As psychedelics evoke altered states of consciousness, psychiatrists, clinical psychologists, and other students of the mind, including lay experts, postulated that such drugs might be useful for a wide range of mental conditions ranging from chronic pain to schizophrenia and severe depression, and numerous clinical trials of variable quality were conducted for an enlarging range of indications. The path to modern drug licensing though is through good quality trials and the Food and Drug Administration, the regulator for entry to the US market, the most lucrative in the world, recently (June 2023) issued draft Guidance on generating the necessary clinical evidence for psychedelic drug approval.
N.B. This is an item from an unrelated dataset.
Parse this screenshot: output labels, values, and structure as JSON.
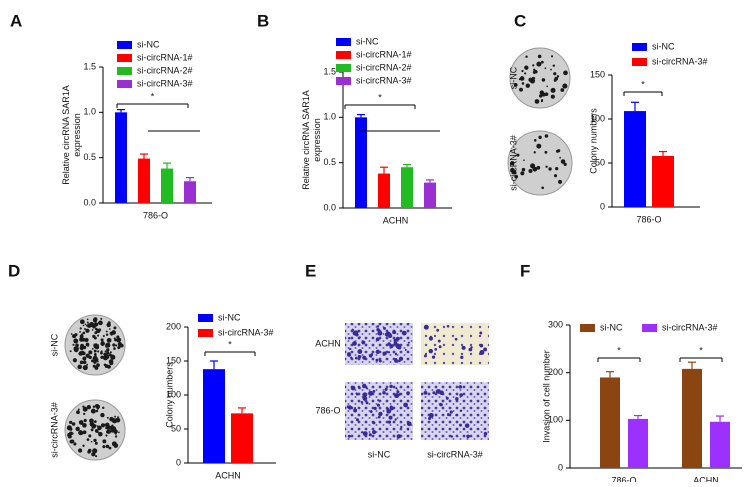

It is a sure sign that the path to licensed psychedelic drug therapy, if not to infinite perception, is nigh. As the FDA warns though, the path to licensed psychedelics for the prescriber is likely to be long and tortuous. 
 
‘Psychedelic drug development programs are subject to the same regulations and same evidentiary standards for approval as other drug development programs. However, designing clinical studies to evaluate the safety and effectiveness of these compounds presents unique challenges. Psychedelic drugs can cause intense perceptual disturbances and alterations in consciousness … Some drug development programs incorporate a psychological or behavioral intervention.
 
How would these translate into practice? If the drugs have both ‘rapid-onset and long-term benefits after only one or a few doses’ and response depends on set and setting, how should the studies account for and capture these effects? 
 
Crude psychedelic plant extracts are unlikely to make it to the approved drugs formularies. The more likely candidates are the pure psychedelic compounds, notably psilocybin, LSD and mescaline. The manufacturers may take a lead from these molecules and synthesise more patentable alternatives to make their investments pay, but such molecules would then require generation of preclinical evidence of safety, another long and arduous task. As for the use of psychedelics as paths to enlightenment, these are likely to continue to be confined to private spaces and mountain slopes. But there is hope.
 
On February 3, 2023, the Australian Drug Regulators, the Therapeutic Goods Administration, announced that although, 
 
There are currently no approved products containing psilocybin or MDMA that the TGA has evaluated for quality, safety and efficacy’, they have made an amendment to the regulations that from 1 July would allow ‘specifically authorised psychiatrists to access and legally supply a specified ’unapproved’ medicine containing these substances to patients under their care for these specific uses - MDMA for the treatment of post-traumatic stress disorder and psilocybin for treatment-resistant depression.
 
Conflicts of Interest: Alain Li Wan Po served as consultant several major pharmaceutical companies including Ciba-Geigy which subsequently merged with Sandoz to form Novartis. He was Professor of Pharmaceutics at the University of Nottingham, Queen’s University of Belfast and The University of Aston in Birmingham. He was also a member of the Committee on Safety of Medicines, the advisory body to the British Drugs Licensing Authority, now the Medicines and Healthcare products Regulatory Agency (MHRA).
 
Photo credits: Wikipedia commons

[i] The term psychedelics drugs once included only drugs (e.g. LSD, psilocybin and mescaline) that seem to have 5-hydroxuytryptamine 2A (5-HT2A) as the main molecular target. The term now includes drugs such as MDMA (ecstasy), phencyclidine (angel dust) and ketamine which are known to act on other targets.